Check and change air filters While most air filters have an average life of three months, it's important that you check them monthly during long periods of hot weather.
Withyour A/C system working harder and longer due to the extended heat, filters fill with particles faster.
Dirty air filters force your system to work harder to push cool air through your home.
This uses more energy and places extra strain on the air conditioning
Take the filter(s) out and hold it to the light.
If the dust on the filter is so think that you can't see much light shining through the filter, it's time for new filters.
A clean air filter, unobstructed by the dirt and other debris, will save you money on energy costs and prolong the life of your air conditioner.
If you do not know where your air filters are or how to replace them, ask your HVAC technician to show you during an inspection.
Keep outdoor unit clean and clear For safety, always turn the thermostat and outdoor unit's breaker off before doing any work around that outdoor unit.
Once everything's off, go ahead and check the unit for anything blocking the unit's
sides or top.
Remove any plant growth, grass clippings, or debris caught in the coil walls. Cottonwood is a big clogging culprit this time of year.
The coil can be cleaned using a soft-bristle brush to gently sweep the fins.
Always brush in line with the fins, and be gentle because the fins can bend easily. Because the fan pulls air through these fins, you can expect to find dust clinging to the fins.
Removing this dust and other debris will reduce resistance and increase efficiency.
Prune or remove any shrubs or other growth that is touching or close to the unit.
Do not use a weed eater or other powered cutting tool that might damage the fins.

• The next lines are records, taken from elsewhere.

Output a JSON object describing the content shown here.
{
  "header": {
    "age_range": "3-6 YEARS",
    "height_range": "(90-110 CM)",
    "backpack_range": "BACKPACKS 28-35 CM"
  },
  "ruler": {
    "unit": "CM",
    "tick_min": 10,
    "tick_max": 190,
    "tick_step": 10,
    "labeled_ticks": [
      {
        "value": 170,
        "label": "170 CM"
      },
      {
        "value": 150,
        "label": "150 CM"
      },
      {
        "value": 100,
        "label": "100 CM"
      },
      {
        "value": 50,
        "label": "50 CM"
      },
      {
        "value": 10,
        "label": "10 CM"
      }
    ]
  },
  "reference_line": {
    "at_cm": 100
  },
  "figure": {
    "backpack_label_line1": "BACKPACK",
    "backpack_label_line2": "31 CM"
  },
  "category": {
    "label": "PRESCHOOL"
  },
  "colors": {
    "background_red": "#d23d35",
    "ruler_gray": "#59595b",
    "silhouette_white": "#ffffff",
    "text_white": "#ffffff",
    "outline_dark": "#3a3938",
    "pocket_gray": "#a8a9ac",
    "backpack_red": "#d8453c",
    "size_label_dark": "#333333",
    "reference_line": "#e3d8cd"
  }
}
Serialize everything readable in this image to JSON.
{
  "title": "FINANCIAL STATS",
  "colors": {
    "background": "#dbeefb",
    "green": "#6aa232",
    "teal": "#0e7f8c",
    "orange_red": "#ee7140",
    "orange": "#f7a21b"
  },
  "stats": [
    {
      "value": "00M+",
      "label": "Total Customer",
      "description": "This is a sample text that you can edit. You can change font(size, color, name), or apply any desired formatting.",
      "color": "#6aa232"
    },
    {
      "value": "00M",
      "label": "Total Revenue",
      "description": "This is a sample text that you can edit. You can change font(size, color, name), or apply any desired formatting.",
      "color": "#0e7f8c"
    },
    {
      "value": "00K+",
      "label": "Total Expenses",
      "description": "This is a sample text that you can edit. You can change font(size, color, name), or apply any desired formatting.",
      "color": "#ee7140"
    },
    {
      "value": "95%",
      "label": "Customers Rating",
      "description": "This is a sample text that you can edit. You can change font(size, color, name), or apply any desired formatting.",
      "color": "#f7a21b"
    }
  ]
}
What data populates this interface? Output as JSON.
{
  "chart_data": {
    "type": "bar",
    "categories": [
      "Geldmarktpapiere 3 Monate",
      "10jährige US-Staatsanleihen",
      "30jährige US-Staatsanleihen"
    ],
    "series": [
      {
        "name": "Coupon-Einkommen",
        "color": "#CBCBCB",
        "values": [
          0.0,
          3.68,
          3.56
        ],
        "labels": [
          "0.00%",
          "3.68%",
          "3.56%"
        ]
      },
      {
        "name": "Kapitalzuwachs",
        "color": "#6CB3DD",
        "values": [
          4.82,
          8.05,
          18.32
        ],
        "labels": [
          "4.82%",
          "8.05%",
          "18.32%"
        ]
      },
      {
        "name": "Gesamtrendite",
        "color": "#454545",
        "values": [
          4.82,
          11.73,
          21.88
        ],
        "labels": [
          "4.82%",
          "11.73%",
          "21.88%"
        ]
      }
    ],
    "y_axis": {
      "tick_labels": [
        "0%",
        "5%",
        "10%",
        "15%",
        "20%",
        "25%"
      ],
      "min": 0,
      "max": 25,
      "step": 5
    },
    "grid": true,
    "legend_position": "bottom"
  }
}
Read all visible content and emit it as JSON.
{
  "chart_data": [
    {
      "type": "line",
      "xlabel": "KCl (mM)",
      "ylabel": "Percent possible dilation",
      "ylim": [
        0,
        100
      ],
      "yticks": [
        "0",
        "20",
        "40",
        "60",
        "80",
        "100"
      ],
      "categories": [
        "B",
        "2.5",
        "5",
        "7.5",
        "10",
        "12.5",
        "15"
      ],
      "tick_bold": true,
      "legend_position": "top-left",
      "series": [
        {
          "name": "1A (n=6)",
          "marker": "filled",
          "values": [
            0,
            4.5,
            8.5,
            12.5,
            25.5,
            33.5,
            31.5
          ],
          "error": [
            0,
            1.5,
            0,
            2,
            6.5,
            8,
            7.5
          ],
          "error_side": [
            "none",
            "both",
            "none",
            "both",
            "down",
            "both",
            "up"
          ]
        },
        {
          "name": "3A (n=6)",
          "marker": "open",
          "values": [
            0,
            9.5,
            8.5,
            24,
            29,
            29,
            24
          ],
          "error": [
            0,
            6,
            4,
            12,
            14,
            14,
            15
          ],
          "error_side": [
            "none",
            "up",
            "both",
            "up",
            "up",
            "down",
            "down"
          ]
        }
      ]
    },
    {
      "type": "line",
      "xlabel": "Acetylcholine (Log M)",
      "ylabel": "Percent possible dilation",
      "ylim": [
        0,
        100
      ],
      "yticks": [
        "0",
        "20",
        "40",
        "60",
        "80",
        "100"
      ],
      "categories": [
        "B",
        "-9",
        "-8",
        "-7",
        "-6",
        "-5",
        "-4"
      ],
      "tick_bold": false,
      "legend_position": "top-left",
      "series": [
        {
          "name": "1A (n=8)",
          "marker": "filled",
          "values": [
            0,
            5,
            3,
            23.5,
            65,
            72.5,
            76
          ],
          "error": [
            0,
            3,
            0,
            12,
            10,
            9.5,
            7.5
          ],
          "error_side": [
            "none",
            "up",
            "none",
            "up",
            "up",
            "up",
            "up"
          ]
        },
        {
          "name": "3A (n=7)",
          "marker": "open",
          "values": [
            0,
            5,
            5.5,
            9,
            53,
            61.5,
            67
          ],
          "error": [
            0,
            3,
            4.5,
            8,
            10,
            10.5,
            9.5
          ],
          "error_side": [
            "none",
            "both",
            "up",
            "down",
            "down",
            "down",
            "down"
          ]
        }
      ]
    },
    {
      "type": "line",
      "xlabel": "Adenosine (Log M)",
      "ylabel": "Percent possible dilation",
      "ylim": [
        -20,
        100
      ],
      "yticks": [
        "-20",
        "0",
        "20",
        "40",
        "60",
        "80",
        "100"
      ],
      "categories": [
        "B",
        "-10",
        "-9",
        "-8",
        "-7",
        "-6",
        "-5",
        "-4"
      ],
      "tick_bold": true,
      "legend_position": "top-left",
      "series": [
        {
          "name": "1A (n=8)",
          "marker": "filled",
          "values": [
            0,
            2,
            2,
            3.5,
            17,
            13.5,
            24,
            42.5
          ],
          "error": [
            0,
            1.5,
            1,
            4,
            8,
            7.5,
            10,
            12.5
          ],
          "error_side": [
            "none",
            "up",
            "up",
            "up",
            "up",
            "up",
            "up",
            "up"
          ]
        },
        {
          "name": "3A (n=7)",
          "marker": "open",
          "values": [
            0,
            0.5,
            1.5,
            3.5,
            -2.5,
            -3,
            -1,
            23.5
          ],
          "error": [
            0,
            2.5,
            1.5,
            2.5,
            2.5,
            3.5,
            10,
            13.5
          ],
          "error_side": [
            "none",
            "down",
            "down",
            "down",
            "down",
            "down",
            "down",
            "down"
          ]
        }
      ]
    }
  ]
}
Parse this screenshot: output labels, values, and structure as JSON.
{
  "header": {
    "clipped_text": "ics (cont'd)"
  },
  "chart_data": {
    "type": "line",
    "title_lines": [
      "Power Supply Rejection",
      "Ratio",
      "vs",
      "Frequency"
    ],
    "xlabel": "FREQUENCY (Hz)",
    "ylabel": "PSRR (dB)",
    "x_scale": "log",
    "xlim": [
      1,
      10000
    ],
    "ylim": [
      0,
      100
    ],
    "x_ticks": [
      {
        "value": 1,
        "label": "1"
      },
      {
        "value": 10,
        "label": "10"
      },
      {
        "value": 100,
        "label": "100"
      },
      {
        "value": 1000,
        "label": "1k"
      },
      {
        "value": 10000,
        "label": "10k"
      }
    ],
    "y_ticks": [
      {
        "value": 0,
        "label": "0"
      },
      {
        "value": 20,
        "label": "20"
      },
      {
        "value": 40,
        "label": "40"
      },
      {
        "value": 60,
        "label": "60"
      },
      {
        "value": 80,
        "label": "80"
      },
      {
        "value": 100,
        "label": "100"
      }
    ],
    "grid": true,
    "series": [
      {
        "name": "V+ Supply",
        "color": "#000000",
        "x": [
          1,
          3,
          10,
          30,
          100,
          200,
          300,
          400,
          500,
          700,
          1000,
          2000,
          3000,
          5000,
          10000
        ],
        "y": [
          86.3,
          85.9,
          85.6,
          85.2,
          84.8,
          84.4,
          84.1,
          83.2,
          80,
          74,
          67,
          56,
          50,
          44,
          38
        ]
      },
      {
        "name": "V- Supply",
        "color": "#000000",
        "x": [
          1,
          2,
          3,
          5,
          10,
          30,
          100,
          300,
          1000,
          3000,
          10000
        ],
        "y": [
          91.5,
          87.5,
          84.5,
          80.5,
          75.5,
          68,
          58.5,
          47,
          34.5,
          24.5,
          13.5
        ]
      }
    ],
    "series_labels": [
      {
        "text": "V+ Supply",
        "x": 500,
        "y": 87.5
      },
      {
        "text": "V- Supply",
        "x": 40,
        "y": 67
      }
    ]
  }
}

Garden shears or some other type of hand clippers are recommended.
Check drain for clogs Another important thing to check for is a clogged condensate drain.
This is the drain that comes from the cooling coil drain opening on the furnace and runs to the floor drain.
Clogs are usually caused by bacterial slime that grows in the water.
With the A/C running, check where the line drains into the floor drain to see if water is draining.
If no water is present, you most likely have a clog.
Now check at and around where the drain hooks into the drain pan on
If there is water visible on the furnace and/or pooling at its base, you
definitely have a clog.
Turn off the A/C right away to avoid water damaging any furnace components, and have
a licensed mechanical contractor inspect and unclog the drain.